Structural similarities of the C-terminal domain of 3kog and 3g3l with bacterial pore-forming toxins. The region shown in red is implicated in membrane insertion in the pore-forming toxins [epsilon toxin (PDB code: 1uyj) and aerolysin (PDB code: 1z52)] and in the hemolytic lectin (PDB code 1w3g). In both 3kog and 3g3l this region corresponds to a helical insertion.

Domain interfaces

Accessible surface areas for the N- and C-terminal domains in our proteins calculated using GETAREA [33] and inter-domain interactions computed with PIC (Protein Interactions Calculator) [34] show that the structure 3kog buries far less area at the inter-domain interface compared to 3g3l (1597 Å2 vs. 2362 Å2 respectively). The domain interface is fairly hydrophobic and is held loosely together by a few hydrophobic interactions and a number of weak to moderate hydrogen bonds (data not shown). While the residues from the C-terminal domain in the 3kog structure that are buried at the interface are mostly not conserved in the family (PF12986), about 40% of the buried residues of the N-terminal domain at this interface in both the 3kog and 3g3l structures are conserved in 70% or more of the sequences of the Pfam family they belong to (PF12985). This points to a key role for the interactions of the N-terminal domain for maintaining characteristic bilobal structure of these proteins. The computed molecular surface of 3kog (data not shown) reveals the presence of a deep groove lined by the hydrophobic residues (belonging to the N-terminal domain: Strand 1 region - F45, I46, I47,T48, V50, V51, I52, A54, T55, T56 and T58; Strand 7 region – L106, L107, A108, F111, A113, V116, T117, I118, I119 and L120; Figure 3) at the domain interface. As shown in Figure 3, the above-listed residues are spatially close together supporting the contention that they could form a potential interaction surface. Given their hydrophobicity, this groove could potentially accommodate a hydrophobic ligand, such as a lipid tail.

The two proteins, BVU_4064 and BF1687, despite considerable structural variations between their equivalent individual domains, have a domain interface, centered on the hydrogen bonded beta-sheet edges, that is largely conserved in the two structures. Thus, it is likely that they have descended from the same multi-domain ancestral protein rather than resulting from independent domain fusions. Their probable common origin is further supported by the observation of similar sequence motifs at both the N- and C-termini of these proteins that are shared by all the Bacteroides proteins with the PF12985/DUF3869 domain.

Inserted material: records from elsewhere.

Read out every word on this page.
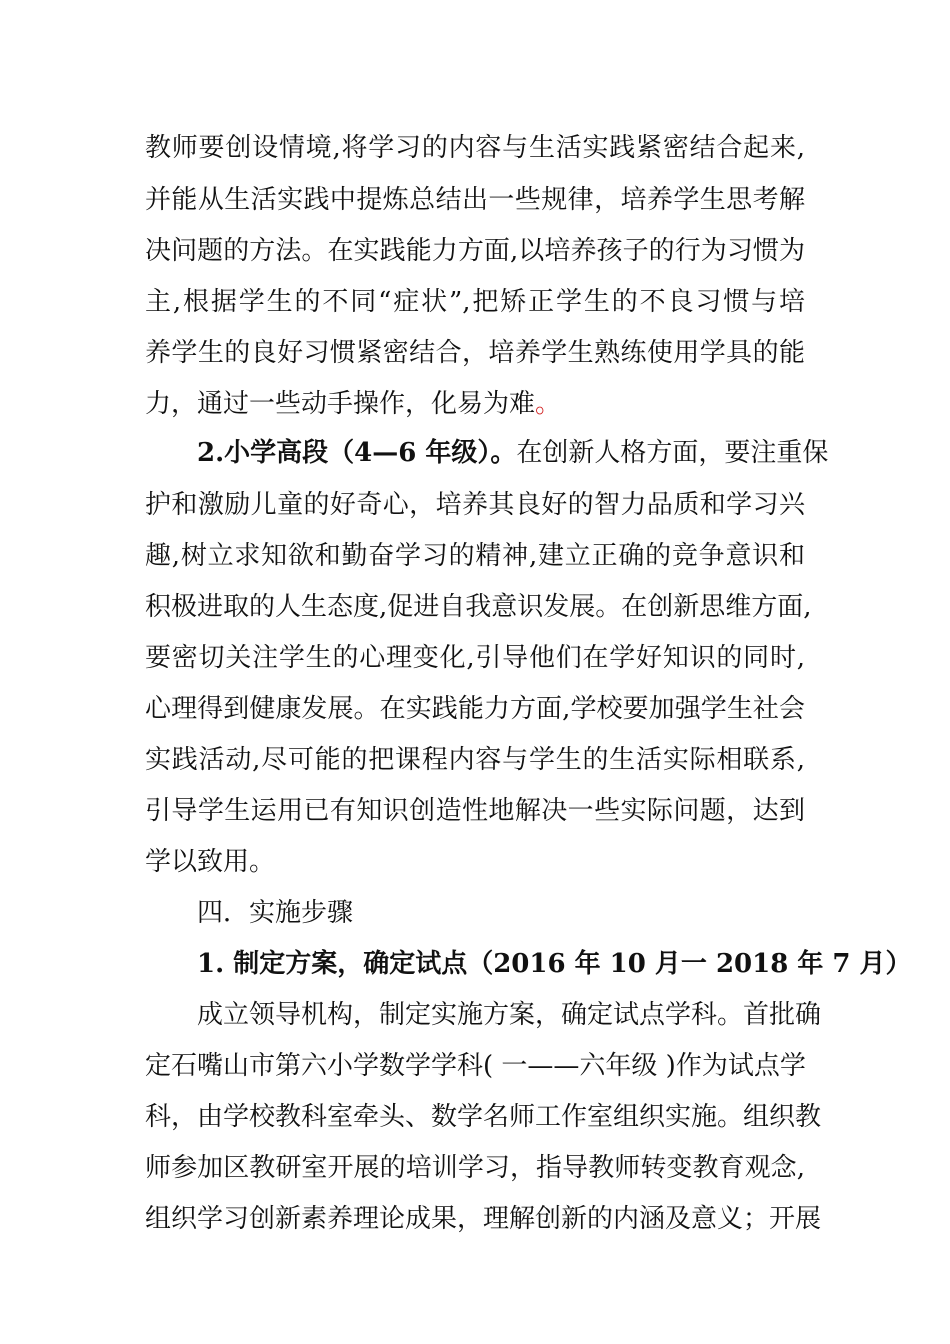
教师要创设情境,将学习的内容与生活实践紧密结合起来,
并能从生活实践中提炼总结出一些规律，培养学生思考解
决问题的方法。在实践能力方面,以培养孩子的行为习惯为
主,根据学生的不同“症状”,把矫正学生的不良习惯与培
养学生的良好习惯紧密结合，培养学生熟练使用学具的能
力，通过一些动手操作，化易为难。
2.小学高段（4—6 年级）。在创新人格方面，要注重保
护和激励儿童的好奇心，培养其良好的智力品质和学习兴
趣,树立求知欲和勤奋学习的精神,建立正确的竞争意识和
积极进取的人生态度,促进自我意识发展。在创新思维方面,
要密切关注学生的心理变化,引导他们在学好知识的同时,
心理得到健康发展。在实践能力方面,学校要加强学生社会
实践活动,尽可能的把课程内容与学生的生活实际相联系,
引导学生运用已有知识创造性地解决一些实际问题，达到
学以致用。
四．实施步骤
1. 制定方案，确定试点（2016 年 10 月一 2018 年 7 月）
成立领导机构，制定实施方案，确定试点学科。首批确
定石嘴山市第六小学数学学科( 一——六年级 )作为试点学
科，由学校教科室牵头、数学名师工作室组织实施。组织教
师参加区教研室开展的培训学习，指导教师转变教育观念,
组织学习创新素养理论成果，理解创新的内涵及意义；开展
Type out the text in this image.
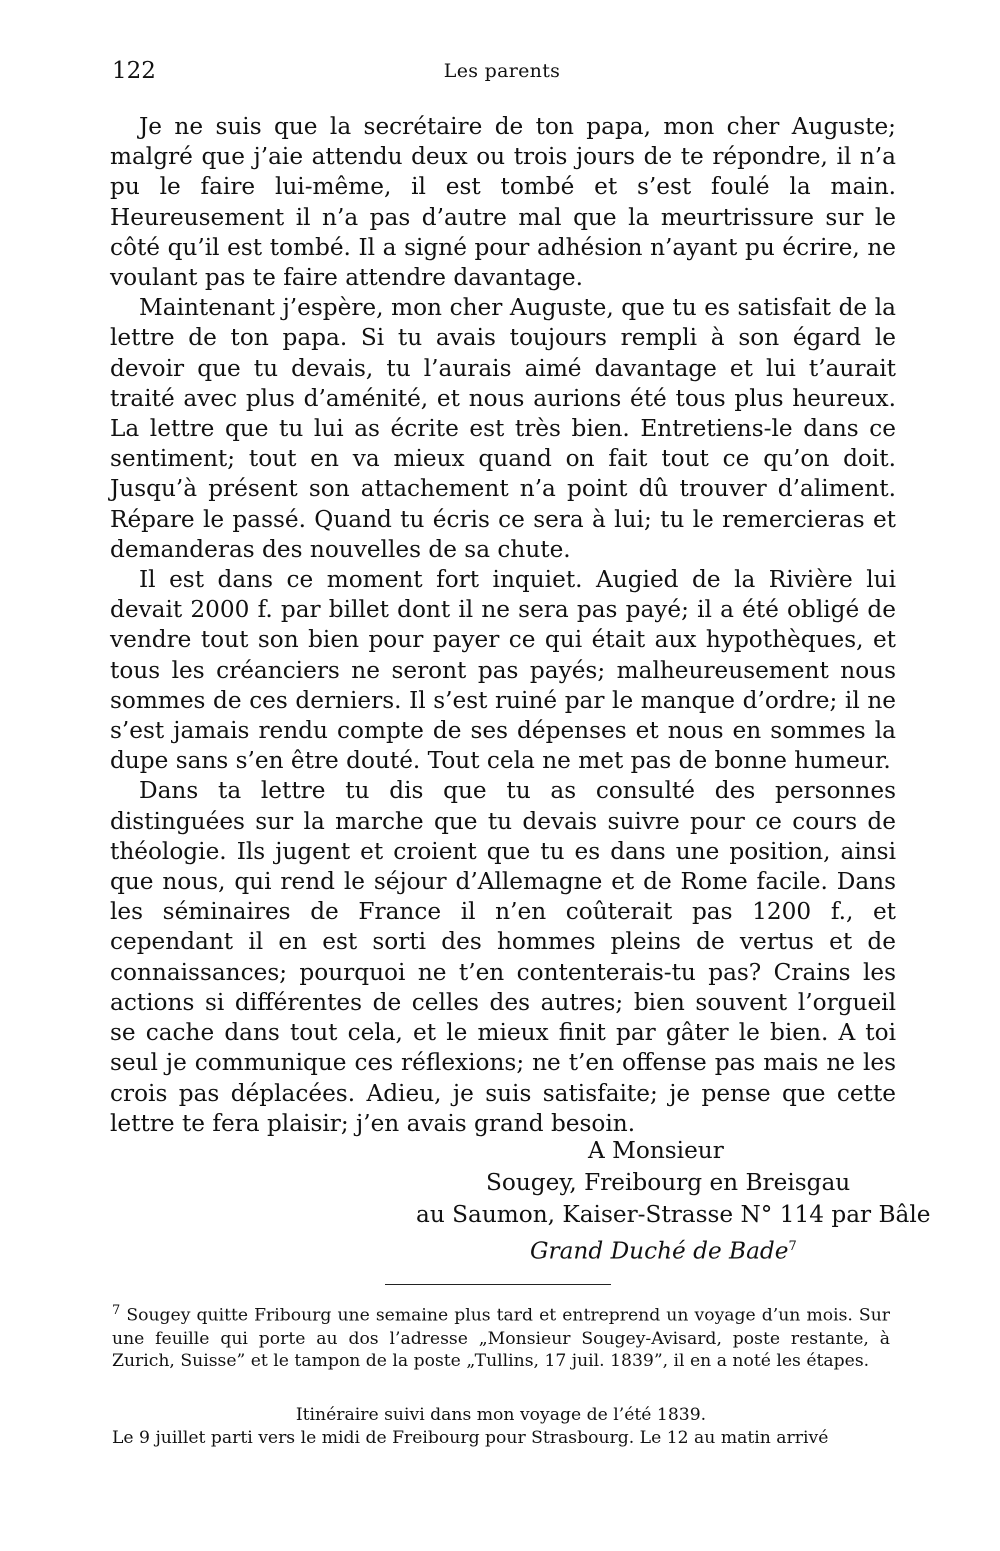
122	Les parents

Je ne suis que la secrétaire de ton papa, mon cher Auguste; malgré que j’aie attendu deux ou trois jours de te répondre, il n’a pu le faire lui-même, il est tombé et s’est foulé la main. Heureusement il n’a pas d’autre mal que la meurtrissure sur le côté qu’il est tombé. Il a signé pour adhésion n’ayant pu écrire, ne voulant pas te faire attendre davantage.

Maintenant j’espère, mon cher Auguste, que tu es satisfait de la lettre de ton papa. Si tu avais toujours rempli à son égard le devoir que tu devais, tu l’aurais aimé davantage et lui t’aurait traité avec plus d’aménité, et nous aurions été tous plus heureux. La lettre que tu lui as écrite est très bien. Entretiens-le dans ce sentiment; tout en va mieux quand on fait tout ce qu’on doit. Jusqu’à présent son attachement n’a point dû trouver d’aliment. Répare le passé. Quand tu écris ce sera à lui; tu le remercieras et demanderas des nouvelles de sa chute.

Il est dans ce moment fort inquiet. Augied de la Rivière lui devait 2000 f. par billet dont il ne sera pas payé; il a été obligé de vendre tout son bien pour payer ce qui était aux hypothèques, et tous les créanciers ne seront pas payés; malheureusement nous sommes de ces derniers. Il s’est ruiné par le manque d’ordre; il ne s’est jamais rendu compte de ses dépenses et nous en sommes la dupe sans s’en être douté. Tout cela ne met pas de bonne humeur.

Dans ta lettre tu dis que tu as consulté des personnes distinguées sur la marche que tu devais suivre pour ce cours de théologie. Ils jugent et croient que tu es dans une position, ainsi que nous, qui rend le séjour d’Allemagne et de Rome facile. Dans les séminaires de France il n’en coûterait pas 1200 f., et cependant il en est sorti des hommes pleins de vertus et de connaissances; pourquoi ne t’en contenterais-tu pas? Crains les actions si différentes de celles des autres; bien souvent l’orgueil se cache dans tout cela, et le mieux finit par gâter le bien. A toi seul je communique ces réflexions; ne t’en offense pas mais ne les crois pas déplacées. Adieu, je suis satisfaite; je pense que cette lettre te fera plaisir; j’en avais grand besoin.

A Monsieur
Sougey, Freibourg en Breisgau
au Saumon, Kaiser-Strasse N° 114 par Bâle
Grand Duché de Bade$^7$

$^7$ Sougey quitte Fribourg une semaine plus tard et entreprend un voyage d’un mois. Sur une feuille qui porte au dos l’adresse „Monsieur Sougey-Avisard, poste restante, à Zurich, Suisse” et le tampon de la poste „Tullins, 17 juil. 1839”, il en a noté les étapes.

Itinéraire suivi dans mon voyage de l’été 1839.
Le 9 juillet parti vers le midi de Freibourg pour Strasbourg. Le 12 au matin arrivé
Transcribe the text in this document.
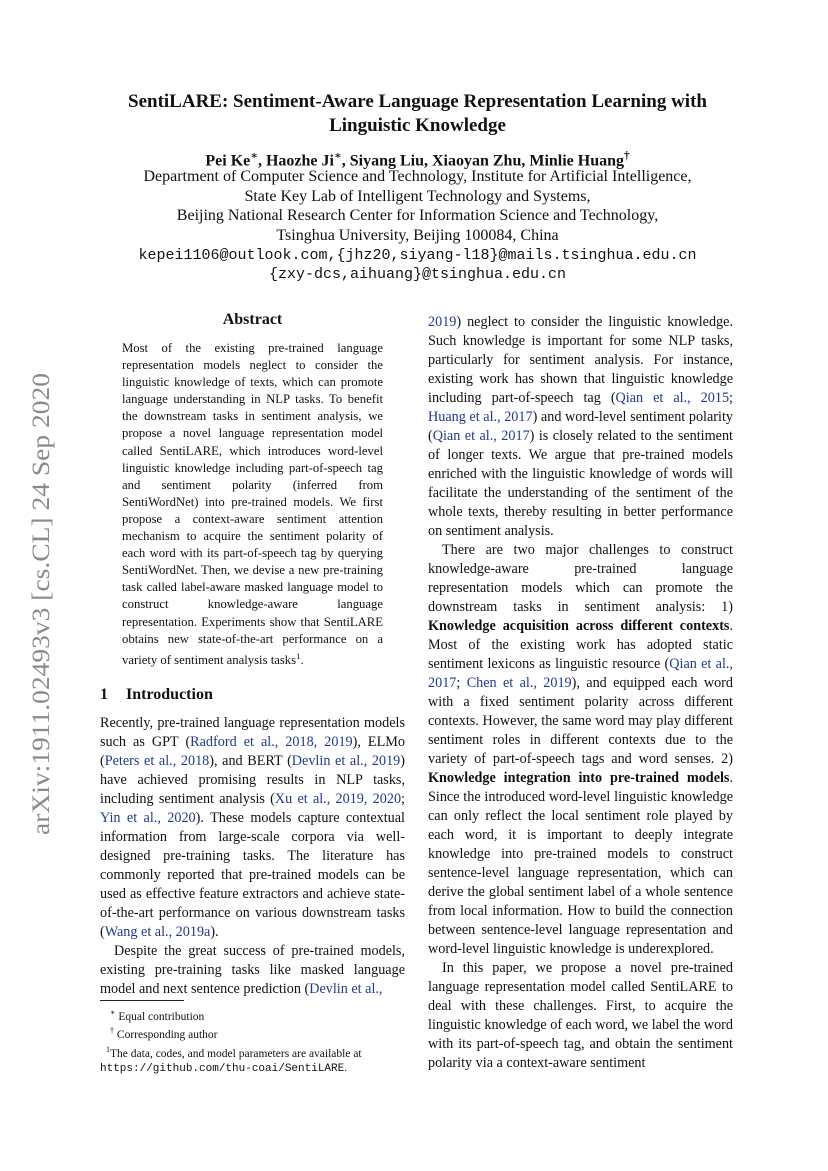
arXiv:1911.02493v3 [cs.CL] 24 Sep 2020
SentiLARE: Sentiment-Aware Language Representation Learning with
Linguistic Knowledge
Pei Ke∗, Haozhe Ji∗, Siyang Liu, Xiaoyan Zhu, Minlie Huang†
Department of Computer Science and Technology, Institute for Artificial Intelligence,
State Key Lab of Intelligent Technology and Systems,
Beijing National Research Center for Information Science and Technology,
Tsinghua University, Beijing 100084, China
kepei1106@outlook.com,{jhz20,siyang-l18}@mails.tsinghua.edu.cn
{zxy-dcs,aihuang}@tsinghua.edu.cn
Abstract
Most of the existing pre-trained language representation models neglect to consider the linguistic knowledge of texts, which can promote language understanding in NLP tasks. To benefit the downstream tasks in sentiment analysis, we propose a novel language representation model called SentiLARE, which introduces word-level linguistic knowledge including part-of-speech tag and sentiment polarity (inferred from SentiWordNet) into pre-trained models. We first propose a context-aware sentiment attention mechanism to acquire the sentiment polarity of each word with its part-of-speech tag by querying SentiWordNet. Then, we devise a new pre-training task called label-aware masked language model to construct knowledge-aware language representation. Experiments show that SentiLARE obtains new state-of-the-art performance on a variety of sentiment analysis tasks$^1$.
1 Introduction

Recently, pre-trained language representation models such as GPT (Radford et al., 2018, 2019), ELMo (Peters et al., 2018), and BERT (Devlin et al., 2019) have achieved promising results in NLP tasks, including sentiment analysis (Xu et al., 2019, 2020; Yin et al., 2020). These models capture contextual information from large-scale corpora via well-designed pre-training tasks. The literature has commonly reported that pre-trained models can be used as effective feature extractors and achieve state-of-the-art performance on various downstream tasks (Wang et al., 2019a).

Despite the great success of pre-trained models, existing pre-training tasks like masked language model and next sentence prediction (Devlin et al.,

∗ Equal contribution
† Corresponding author
$^1$The data, codes, and model parameters are available at
https://github.com/thu-coai/SentiLARE.

2019) neglect to consider the linguistic knowledge. Such knowledge is important for some NLP tasks, particularly for sentiment analysis. For instance, existing work has shown that linguistic knowledge including part-of-speech tag (Qian et al., 2015; Huang et al., 2017) and word-level sentiment polarity (Qian et al., 2017) is closely related to the sentiment of longer texts. We argue that pre-trained models enriched with the linguistic knowledge of words will facilitate the understanding of the sentiment of the whole texts, thereby resulting in better performance on sentiment analysis.

There are two major challenges to construct knowledge-aware pre-trained language representation models which can promote the downstream tasks in sentiment analysis: 1) Knowledge acquisition across different contexts. Most of the existing work has adopted static sentiment lexicons as linguistic resource (Qian et al., 2017; Chen et al., 2019), and equipped each word with a fixed sentiment polarity across different contexts. However, the same word may play different sentiment roles in different contexts due to the variety of part-of-speech tags and word senses. 2) Knowledge integration into pre-trained models. Since the introduced word-level linguistic knowledge can only reflect the local sentiment role played by each word, it is important to deeply integrate knowledge into pre-trained models to construct sentence-level language representation, which can derive the global sentiment label of a whole sentence from local information. How to build the connection between sentence-level language representation and word-level linguistic knowledge is underexplored.

In this paper, we propose a novel pre-trained language representation model called SentiLARE to deal with these challenges. First, to acquire the linguistic knowledge of each word, we label the word with its part-of-speech tag, and obtain the sentiment polarity via a context-aware sentiment
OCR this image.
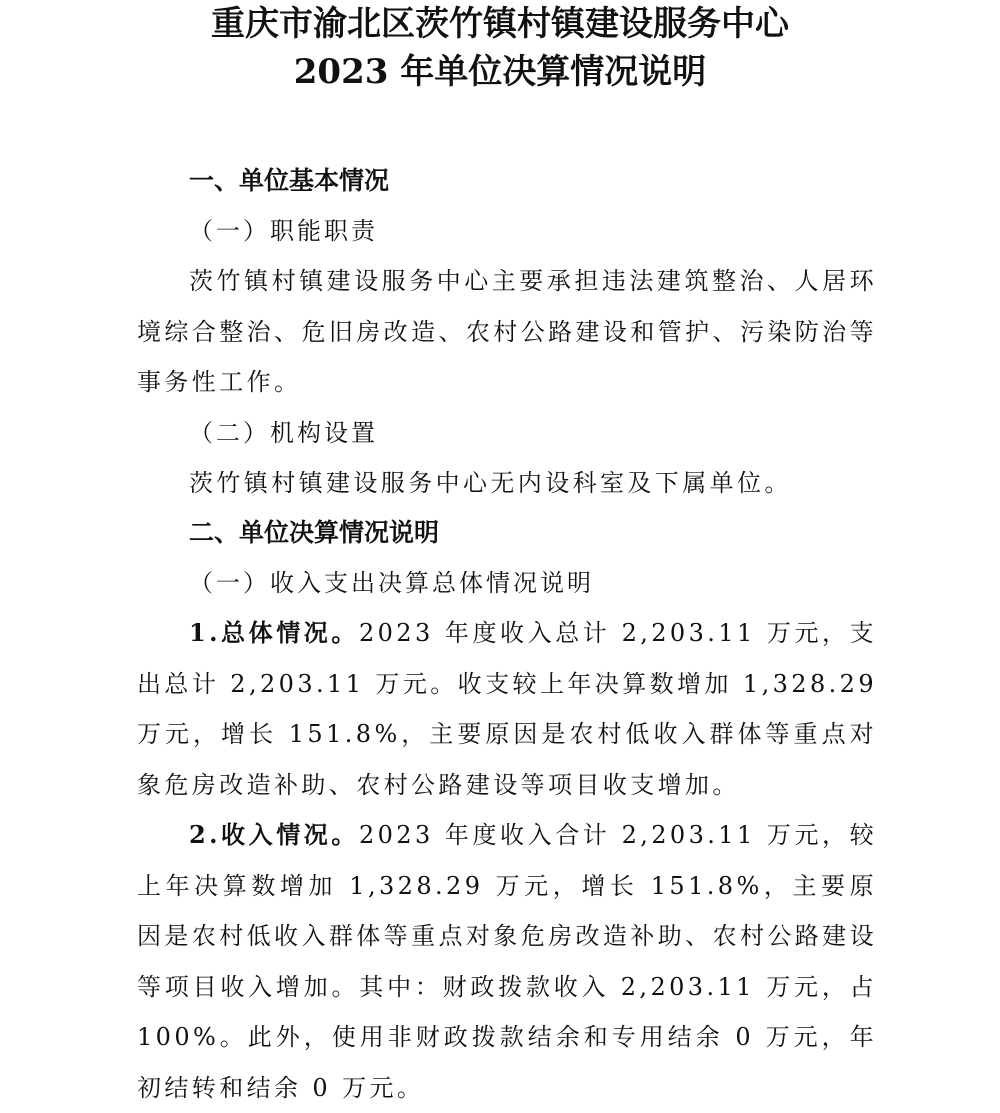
重庆市渝北区茨竹镇村镇建设服务中心

2023 年单位决算情况说明

一、单位基本情况

（一）职能职责

茨竹镇村镇建设服务中心主要承担违法建筑整治、人居环境综合整治、危旧房改造、农村公路建设和管护、污染防治等事务性工作。

（二）机构设置

茨竹镇村镇建设服务中心无内设科室及下属单位。

二、单位决算情况说明

（一）收入支出决算总体情况说明

1.总体情况。2023 年度收入总计 2,203.11 万元，支出总计 2,203.11 万元。收支较上年决算数增加 1,328.29 万元，增长 151.8%，主要原因是农村低收入群体等重点对象危房改造补助、农村公路建设等项目收支增加。

2.收入情况。2023 年度收入合计 2,203.11 万元，较上年决算数增加 1,328.29 万元，增长 151.8%，主要原因是农村低收入群体等重点对象危房改造补助、农村公路建设等项目收入增加。其中：财政拨款收入 2,203.11 万元，占 100%。此外，使用非财政拨款结余和专用结余 0 万元，年初结转和结余 0 万元。
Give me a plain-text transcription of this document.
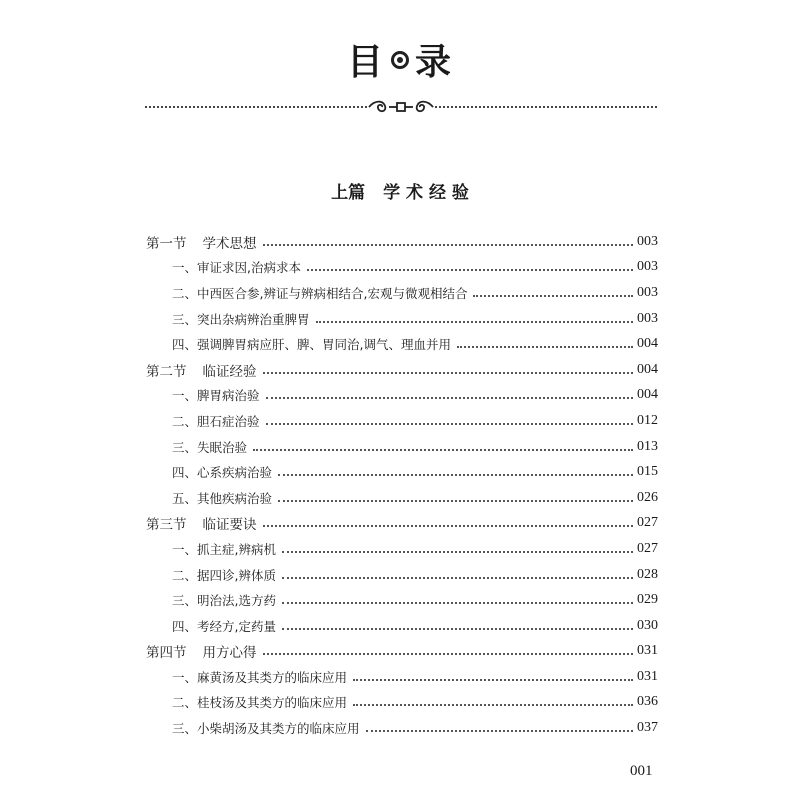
目 录
上篇 学 术 经 验
第一节 学术思想	003
一、审证求因,治病求本	003
二、中西医合参,辨证与辨病相结合,宏观与微观相结合	003
三、突出杂病辨治重脾胃	003
四、强调脾胃病应肝、脾、胃同治,调气、理血并用	004
第二节 临证经验	004
一、脾胃病治验	004
二、胆石症治验	012
三、失眠治验	013
四、心系疾病治验	015
五、其他疾病治验	026
第三节 临证要诀	027
一、抓主症,辨病机	027
二、据四诊,辨体质	028
三、明治法,选方药	029
四、考经方,定药量	030
第四节 用方心得	031
一、麻黄汤及其类方的临床应用	031
二、桂枝汤及其类方的临床应用	036
三、小柴胡汤及其类方的临床应用	037
001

Crystal structures of two proteins, BVU_4064 and BF1687, from B. vulgatus and B. fragilis species of the genus Bacteroides have been determined as part of the JCSG’s effort to carry out structure-based functional annotation of proteins that are part of the human gut microbiome. Structures of both proteins show a comparable bilobed structure with a two-domain architecture: an N-terminal DUF3869 domain of PF12985 family and a C-terminal domain characterized only in BVU_4064 protein as DUF3870 belonging to PF12986 family. Our analysis of these proteins based on sequence and structure comparisons suggests that the N-terminal domain might function as an extracellular adhesion or carbohydrate-interaction module that is linked to the bacterial membrane via a lipid anchor conjugated to the lipobox. This is consistent with similarities to proteins from the Pfam Transthyretin superfamily. As a result of this analysis, DUF3869 domain has been added to the Transthyretin clan in Pfam.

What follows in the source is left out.